Book: The Giving Tree by Shel Silverstein

Several days ago I read for the first time The Giving Tree by Shel Silverstein.  It's a short children's book, but it raises serious issues.  

The story is about a boy and a tree.  As the boy grows up, the boy spends less time with the tree.  When the boy does come back to the tree, the boy asks for money.  When the boy is an adult, he asks for a house.  As an old man, he asks for a boat.  The tree sacrifices itself to give these things to the boy. 

Is this a story of unconditional love, like that of a mother for her child?  Is it a story of an unfair relationship where the boy takes advantage of the generous tree?  Is it a story of redemption when the boy returns to the tree as a very old man and the boy just wants to sit on the tree? 

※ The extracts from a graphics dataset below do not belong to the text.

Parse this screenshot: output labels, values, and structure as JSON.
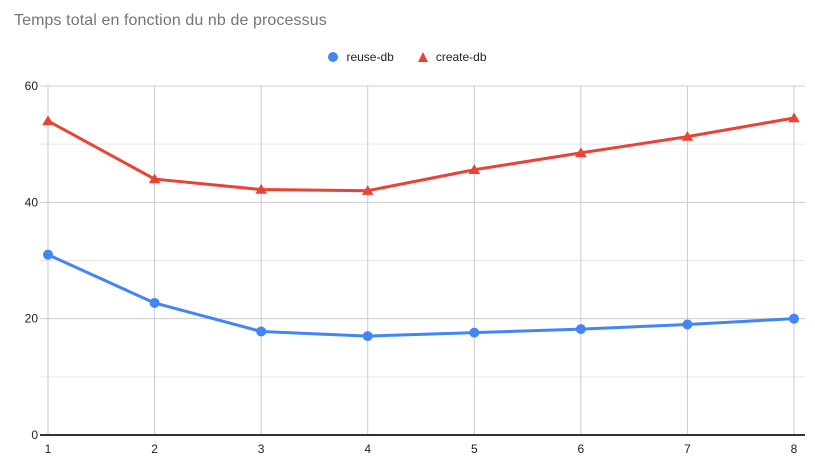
{
  "chart_data": {
    "type": "line",
    "title": "Temps total en fonction du nb de processus",
    "x": [
      1,
      2,
      3,
      4,
      5,
      6,
      7,
      8
    ],
    "series": [
      {
        "name": "reuse-db",
        "color": "#4285F4",
        "marker": "circle",
        "values": [
          31,
          22.7,
          17.8,
          17,
          17.6,
          18.2,
          19,
          20
        ]
      },
      {
        "name": "create-db",
        "color": "#EA4335",
        "marker": "triangle",
        "values": [
          54,
          44,
          42.2,
          42,
          45.6,
          48.5,
          51.3,
          54.5
        ]
      }
    ],
    "xlabel": "",
    "ylabel": "",
    "ylim": [
      0,
      60
    ],
    "yticks_major": [
      0,
      20,
      40,
      60
    ],
    "yticks_minor": [
      10,
      30,
      50
    ],
    "grid": true,
    "legend_position": "top-center",
    "colors": {
      "title": "#757575",
      "tick_label": "#222222",
      "legend_text": "#222222",
      "major_gridline": "#cccccc",
      "minor_gridline": "#e6e6e6",
      "vertical_gridline": "#cccccc",
      "axis_line": "#333333",
      "background": "#ffffff"
    }
  }
}
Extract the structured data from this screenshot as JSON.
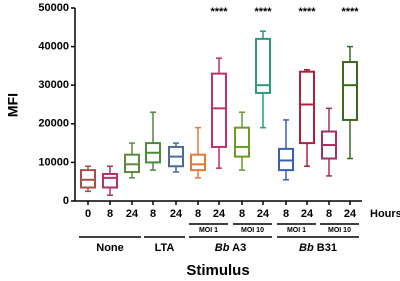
{
  "chart_data": {
    "type": "box",
    "y_label": "MFI",
    "x_label": "Stimulus",
    "x_unit": "Hours",
    "ylim": [
      0,
      50000
    ],
    "yticks": [
      0,
      10000,
      20000,
      30000,
      40000,
      50000
    ],
    "boxes": [
      {
        "label": "0",
        "color": "#a3504a",
        "min": 2500,
        "q1": 3500,
        "median": 5500,
        "q3": 8000,
        "max": 9000
      },
      {
        "label": "8",
        "color": "#b0306a",
        "min": 1500,
        "q1": 3500,
        "median": 6000,
        "q3": 7000,
        "max": 9000
      },
      {
        "label": "24",
        "color": "#5c8a3c",
        "min": 6000,
        "q1": 7500,
        "median": 9500,
        "q3": 12000,
        "max": 15000
      },
      {
        "label": "8",
        "color": "#4a8c3a",
        "min": 8000,
        "q1": 10000,
        "median": 12500,
        "q3": 15000,
        "max": 23000
      },
      {
        "label": "24",
        "color": "#4a6a9a",
        "min": 7500,
        "q1": 9000,
        "median": 11500,
        "q3": 14000,
        "max": 15000
      },
      {
        "label": "8",
        "color": "#e07a3a",
        "min": 6000,
        "q1": 8000,
        "median": 9500,
        "q3": 12000,
        "max": 19000
      },
      {
        "label": "24",
        "color": "#c0306a",
        "min": 8500,
        "q1": 14000,
        "median": 24000,
        "q3": 33000,
        "max": 37000,
        "annotation": "****"
      },
      {
        "label": "8",
        "color": "#6a9a2a",
        "min": 8000,
        "q1": 11500,
        "median": 14000,
        "q3": 19000,
        "max": 23000
      },
      {
        "label": "24",
        "color": "#2a9a7a",
        "min": 19000,
        "q1": 28000,
        "median": 30000,
        "q3": 42000,
        "max": 44000,
        "annotation": "****"
      },
      {
        "label": "8",
        "color": "#3a60b0",
        "min": 5500,
        "q1": 8000,
        "median": 10500,
        "q3": 13500,
        "max": 21000
      },
      {
        "label": "24",
        "color": "#b02040",
        "min": 9000,
        "q1": 15000,
        "median": 25000,
        "q3": 33500,
        "max": 34000,
        "annotation": "****"
      },
      {
        "label": "8",
        "color": "#a03060",
        "min": 6500,
        "q1": 11000,
        "median": 14500,
        "q3": 18000,
        "max": 24000
      },
      {
        "label": "24",
        "color": "#3a6a20",
        "min": 11000,
        "q1": 21000,
        "median": 30000,
        "q3": 36000,
        "max": 40000,
        "annotation": "****"
      }
    ],
    "subgroups": [
      "MOI 1",
      "MOI 10",
      "MOI 1",
      "MOI 10"
    ],
    "groups": [
      {
        "name": "None"
      },
      {
        "name": "LTA"
      },
      {
        "species": "Bb",
        "name": "A3"
      },
      {
        "species": "Bb",
        "name": "B31"
      }
    ]
  }
}
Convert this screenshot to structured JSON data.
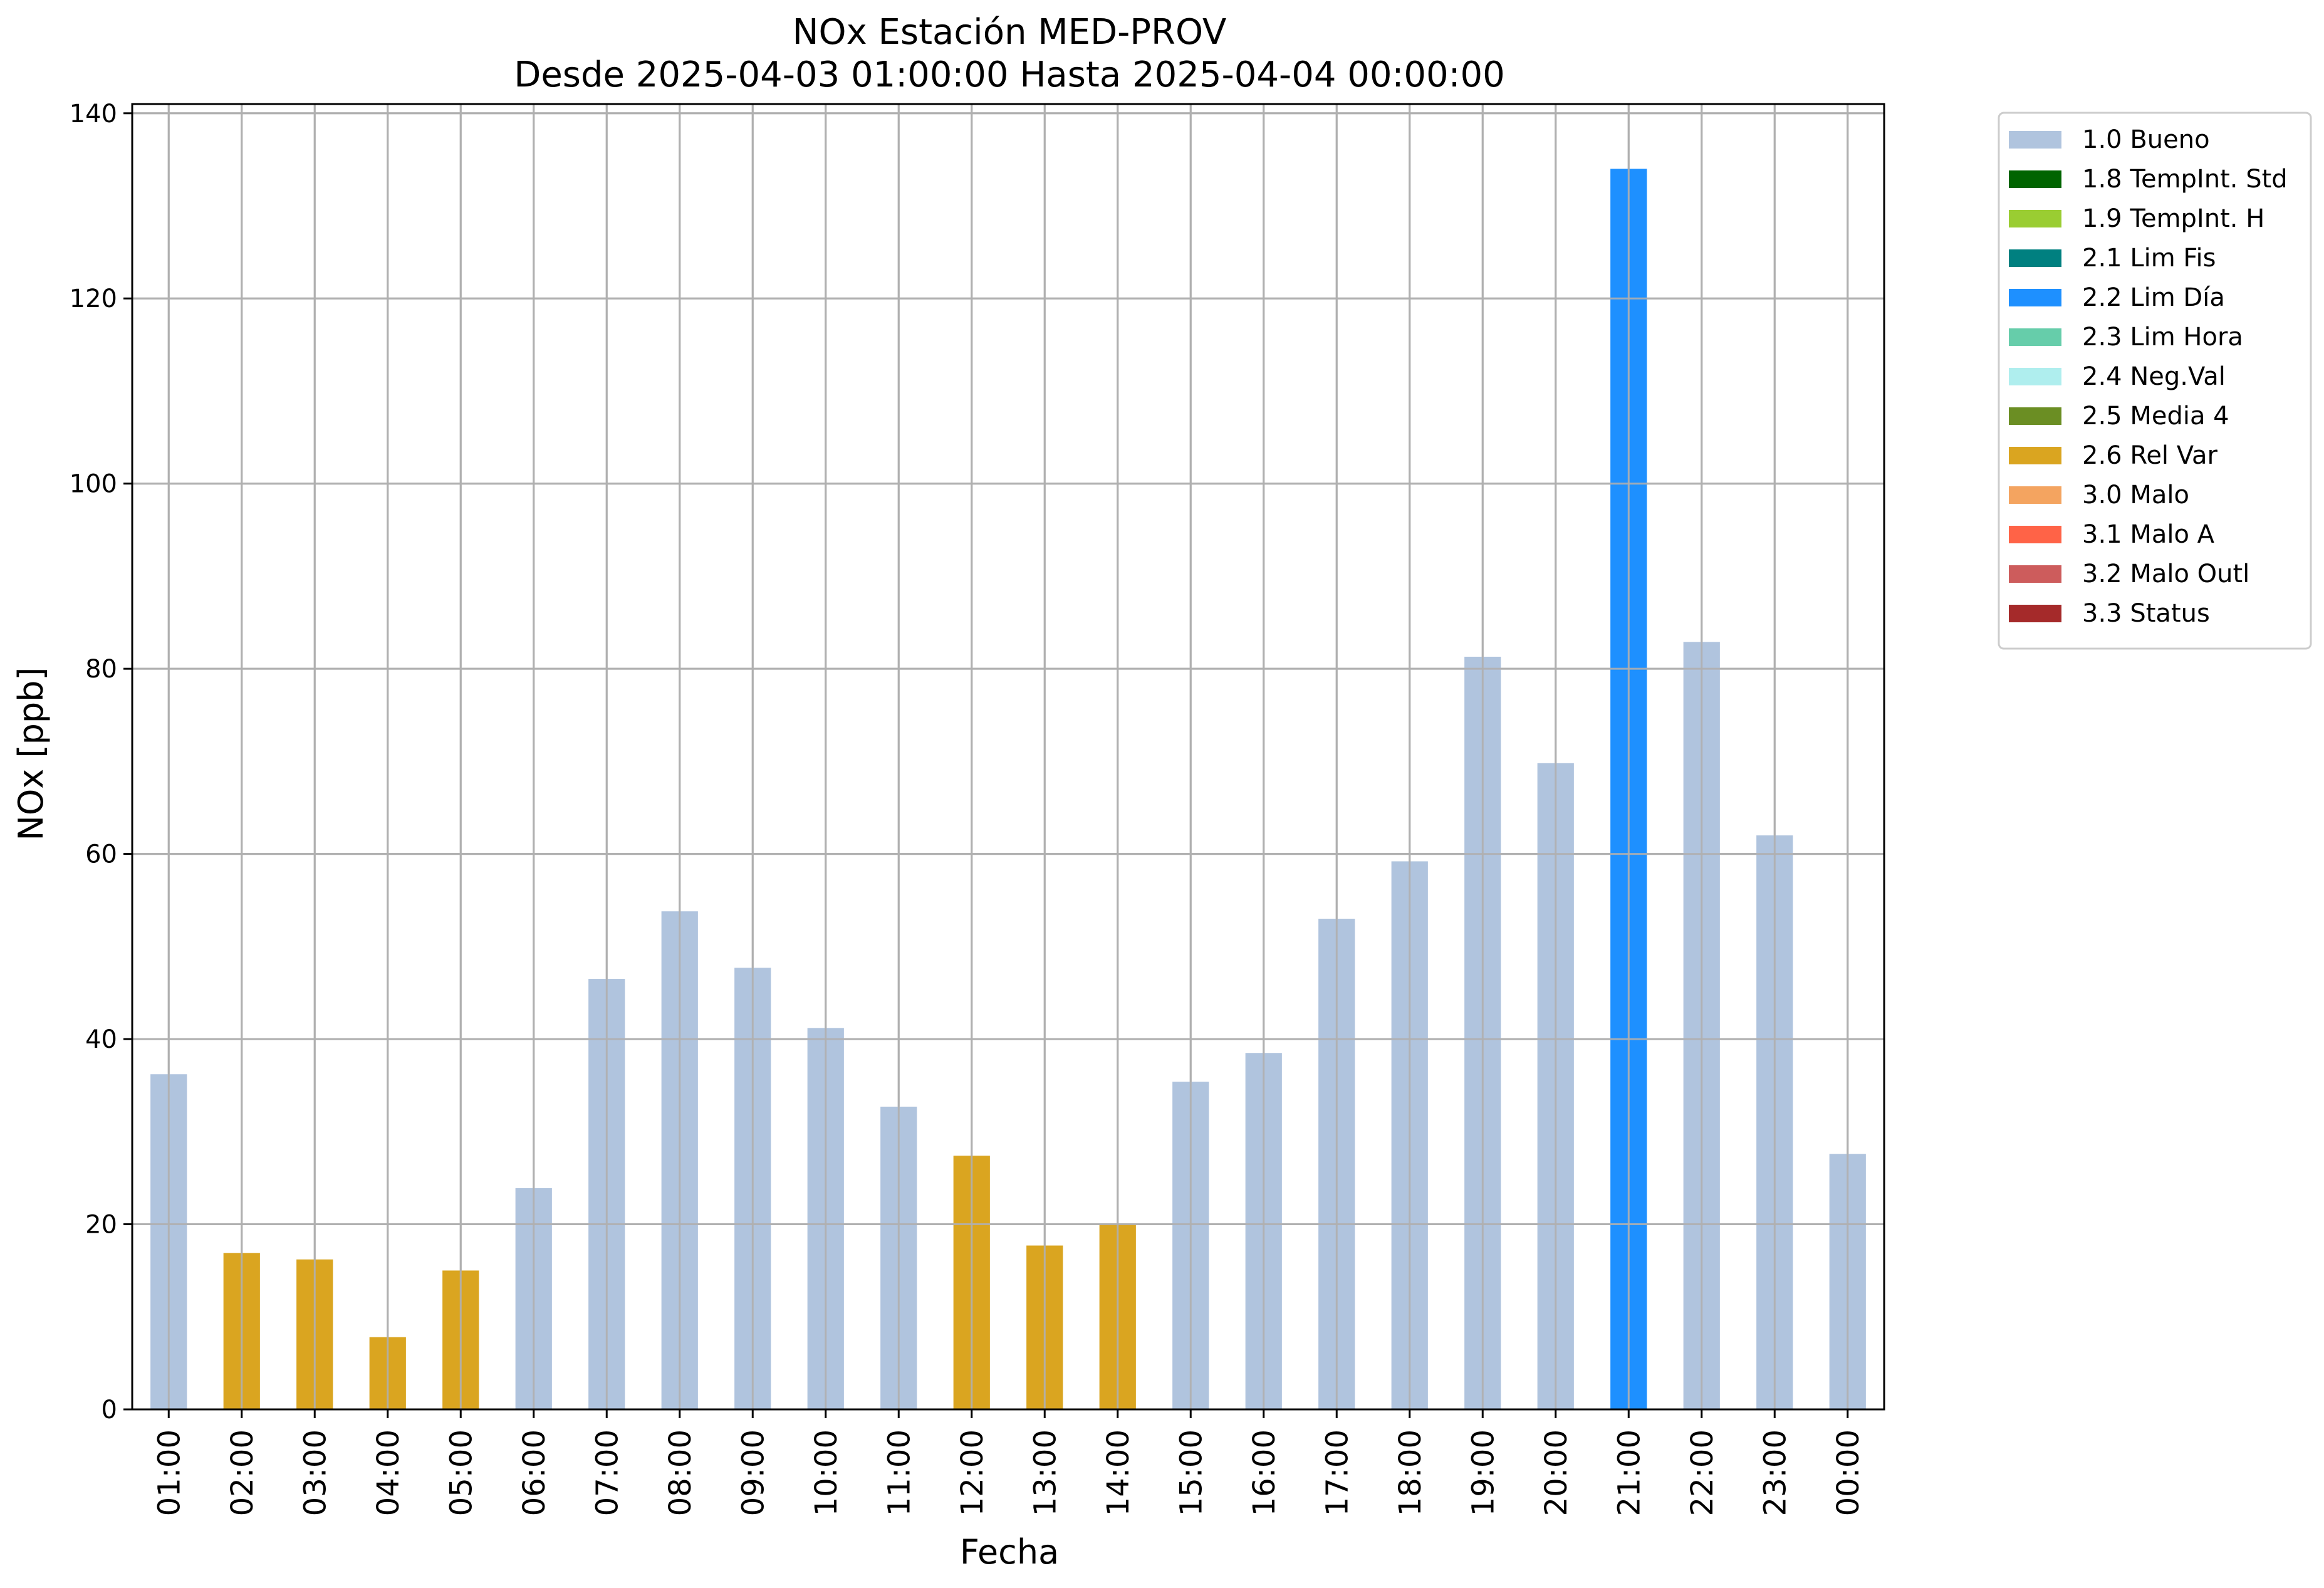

My interpretation of the story is that helping another person can mean very difficult sacrifices on the helper's part. (Some might argue that assistance that doesn't involve real sacrifice isn't really assistance.)  I think one can justifiably say that the boy could be more self-sufficient and that the tree could say no to the boy's demands to encourage the boy to be more independent.  But what if the boy can't fend for himself? 

And if we choose to help such a person, a person who cannot fully take care of himself for whatever reason, then we'll have to make real and difficult sacrifices (of our time, resources, energy) to help.  And such charity and love are special things.